Darkness has descended upon Goliath 01. On its way to deliver inmates to a prison planet, Colonel Mercer breaks loose and commits slaughter on cargo and crew alike. Told through the eyes of John, an inmate, readers are given a strange secondhand account of the brutality of Colonel “No Mercy” Mercer. The source of his murder spree? The impending death of the crew and inmates, courtesy of tiny holes in the hull of the ship.

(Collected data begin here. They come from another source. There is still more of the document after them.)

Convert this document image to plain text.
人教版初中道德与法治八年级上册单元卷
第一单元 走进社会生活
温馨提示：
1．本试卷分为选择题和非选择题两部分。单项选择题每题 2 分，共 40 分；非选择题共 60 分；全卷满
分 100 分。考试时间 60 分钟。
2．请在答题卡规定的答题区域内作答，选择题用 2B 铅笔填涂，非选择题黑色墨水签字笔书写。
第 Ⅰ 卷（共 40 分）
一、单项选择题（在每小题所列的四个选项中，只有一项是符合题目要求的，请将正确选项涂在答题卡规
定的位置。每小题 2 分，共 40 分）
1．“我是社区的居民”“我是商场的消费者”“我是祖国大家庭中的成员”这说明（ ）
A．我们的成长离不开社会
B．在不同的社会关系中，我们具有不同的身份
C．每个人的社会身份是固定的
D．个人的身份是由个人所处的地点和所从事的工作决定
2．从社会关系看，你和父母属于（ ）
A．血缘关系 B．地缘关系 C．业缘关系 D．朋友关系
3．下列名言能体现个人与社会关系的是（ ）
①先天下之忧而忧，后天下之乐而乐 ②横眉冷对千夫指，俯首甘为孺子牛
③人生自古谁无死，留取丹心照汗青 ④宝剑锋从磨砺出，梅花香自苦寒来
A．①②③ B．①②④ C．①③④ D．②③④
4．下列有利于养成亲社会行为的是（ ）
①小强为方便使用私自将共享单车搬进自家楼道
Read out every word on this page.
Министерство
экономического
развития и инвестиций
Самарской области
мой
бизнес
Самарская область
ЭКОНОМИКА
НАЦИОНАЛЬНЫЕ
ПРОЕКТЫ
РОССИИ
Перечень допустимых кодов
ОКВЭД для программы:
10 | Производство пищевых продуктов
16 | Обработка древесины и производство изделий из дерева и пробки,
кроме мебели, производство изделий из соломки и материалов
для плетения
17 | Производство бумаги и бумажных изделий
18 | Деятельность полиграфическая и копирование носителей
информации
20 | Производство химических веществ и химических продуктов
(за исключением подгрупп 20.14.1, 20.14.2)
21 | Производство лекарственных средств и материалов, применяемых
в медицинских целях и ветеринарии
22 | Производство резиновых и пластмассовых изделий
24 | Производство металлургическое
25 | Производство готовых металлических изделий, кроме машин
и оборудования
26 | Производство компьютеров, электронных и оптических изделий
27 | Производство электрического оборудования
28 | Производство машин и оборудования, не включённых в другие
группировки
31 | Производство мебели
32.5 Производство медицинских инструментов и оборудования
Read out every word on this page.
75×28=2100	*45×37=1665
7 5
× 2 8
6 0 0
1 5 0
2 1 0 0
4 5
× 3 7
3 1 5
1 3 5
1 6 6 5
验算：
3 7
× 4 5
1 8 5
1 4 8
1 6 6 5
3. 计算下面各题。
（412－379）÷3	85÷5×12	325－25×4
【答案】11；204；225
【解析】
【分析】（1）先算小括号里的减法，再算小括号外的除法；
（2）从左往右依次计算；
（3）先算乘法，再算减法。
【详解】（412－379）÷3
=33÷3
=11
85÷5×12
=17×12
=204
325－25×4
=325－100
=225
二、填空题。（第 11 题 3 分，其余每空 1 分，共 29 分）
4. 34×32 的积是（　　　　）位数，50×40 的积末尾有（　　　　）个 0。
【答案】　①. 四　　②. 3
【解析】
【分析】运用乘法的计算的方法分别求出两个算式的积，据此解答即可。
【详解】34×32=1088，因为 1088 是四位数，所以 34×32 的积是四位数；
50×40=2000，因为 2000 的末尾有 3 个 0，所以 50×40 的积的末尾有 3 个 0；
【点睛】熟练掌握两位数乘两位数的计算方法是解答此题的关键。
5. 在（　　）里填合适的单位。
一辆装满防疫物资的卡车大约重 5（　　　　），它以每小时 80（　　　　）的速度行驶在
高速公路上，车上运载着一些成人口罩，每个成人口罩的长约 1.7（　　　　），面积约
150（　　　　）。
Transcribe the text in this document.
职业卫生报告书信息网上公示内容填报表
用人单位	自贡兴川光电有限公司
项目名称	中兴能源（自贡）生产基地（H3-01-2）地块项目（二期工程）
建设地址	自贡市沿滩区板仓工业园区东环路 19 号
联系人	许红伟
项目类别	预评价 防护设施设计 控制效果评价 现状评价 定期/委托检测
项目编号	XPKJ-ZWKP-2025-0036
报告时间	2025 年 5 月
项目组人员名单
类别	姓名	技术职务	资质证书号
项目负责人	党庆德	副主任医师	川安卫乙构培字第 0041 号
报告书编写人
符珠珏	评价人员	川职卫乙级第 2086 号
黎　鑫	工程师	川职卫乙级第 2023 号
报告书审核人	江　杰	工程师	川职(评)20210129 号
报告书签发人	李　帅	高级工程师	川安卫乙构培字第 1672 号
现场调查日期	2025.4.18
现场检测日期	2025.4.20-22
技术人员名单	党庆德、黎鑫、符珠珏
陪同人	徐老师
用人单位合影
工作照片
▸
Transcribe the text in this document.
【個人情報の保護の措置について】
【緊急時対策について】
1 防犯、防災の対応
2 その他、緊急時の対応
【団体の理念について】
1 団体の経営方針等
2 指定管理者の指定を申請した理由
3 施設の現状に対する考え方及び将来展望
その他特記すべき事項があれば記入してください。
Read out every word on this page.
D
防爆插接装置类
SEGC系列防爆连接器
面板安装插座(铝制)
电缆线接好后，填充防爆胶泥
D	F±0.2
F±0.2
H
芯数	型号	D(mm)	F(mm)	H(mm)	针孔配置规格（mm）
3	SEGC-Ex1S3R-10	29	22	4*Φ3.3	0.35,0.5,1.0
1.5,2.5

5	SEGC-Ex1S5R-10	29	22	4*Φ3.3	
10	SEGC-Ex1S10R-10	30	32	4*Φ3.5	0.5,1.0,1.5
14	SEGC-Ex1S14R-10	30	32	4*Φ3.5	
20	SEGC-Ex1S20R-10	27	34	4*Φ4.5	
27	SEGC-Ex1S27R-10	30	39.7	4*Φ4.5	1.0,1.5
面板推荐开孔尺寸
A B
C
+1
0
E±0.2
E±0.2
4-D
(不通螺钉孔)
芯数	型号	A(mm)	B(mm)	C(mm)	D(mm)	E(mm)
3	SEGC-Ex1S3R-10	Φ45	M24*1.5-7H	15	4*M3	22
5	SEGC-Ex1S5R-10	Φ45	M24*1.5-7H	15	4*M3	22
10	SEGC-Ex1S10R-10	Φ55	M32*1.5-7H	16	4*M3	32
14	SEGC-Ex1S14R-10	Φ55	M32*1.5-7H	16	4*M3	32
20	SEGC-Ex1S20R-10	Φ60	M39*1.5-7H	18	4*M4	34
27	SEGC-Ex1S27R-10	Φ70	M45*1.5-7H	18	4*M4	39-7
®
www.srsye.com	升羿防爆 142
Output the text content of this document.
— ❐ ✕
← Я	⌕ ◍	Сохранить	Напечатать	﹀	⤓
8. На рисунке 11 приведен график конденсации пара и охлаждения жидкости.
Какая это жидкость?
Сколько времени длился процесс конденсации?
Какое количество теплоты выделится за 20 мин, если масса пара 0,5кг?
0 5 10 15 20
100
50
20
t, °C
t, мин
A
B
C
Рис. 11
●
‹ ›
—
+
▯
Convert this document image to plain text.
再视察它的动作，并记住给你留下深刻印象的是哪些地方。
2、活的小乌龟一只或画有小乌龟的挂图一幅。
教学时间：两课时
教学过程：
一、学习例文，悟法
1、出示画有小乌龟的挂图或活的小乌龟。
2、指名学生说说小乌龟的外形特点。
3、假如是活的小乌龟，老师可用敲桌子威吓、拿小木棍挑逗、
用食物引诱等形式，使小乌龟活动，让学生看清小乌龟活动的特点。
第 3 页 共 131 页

The threat of death is enough to send anyone over the edge. Men have gone mad over less than that. In Mercer’s case, the mixture of death and power proves a breeding ground that unleashes the most basal human response: kill or be killed. As John surveys the damage caused by Mercer, he slowly descends into madness as well. His hallucinations keep him from discerning reality from fiction, a problem that will plague him throughout the story.
Phillips is a master at images of horror. Just like his previous work, Phillips’ ability to make you ill and intrigued at the same time is a gift. One panel will show dismembered body parts, the next will feature a close-up of John as he contemplates the best way to avoid Mercer. Everything about this story, from the intricate images of the Goliath 01 to the flighty hallucination of John’s high school girlfriend, is absolutely gorgeous.
Void is a brief, wonderful read. The story takes a turn just when you have it all figured out, leaving you ready to read it again and again. Though short, Void is dense. There are a lot of elements to unpack within the story, which is a testament to the writing of Hanna and Phillips’ artwork. The story comes in a beautiful, large hardcover book.
Void is a buy, especially if you love dark, noir space horrors. The book is put-together very well, and the large size is perfect for admiring Phillips’ details. Due to nudity and graphic violence, this book is recommended for older readers.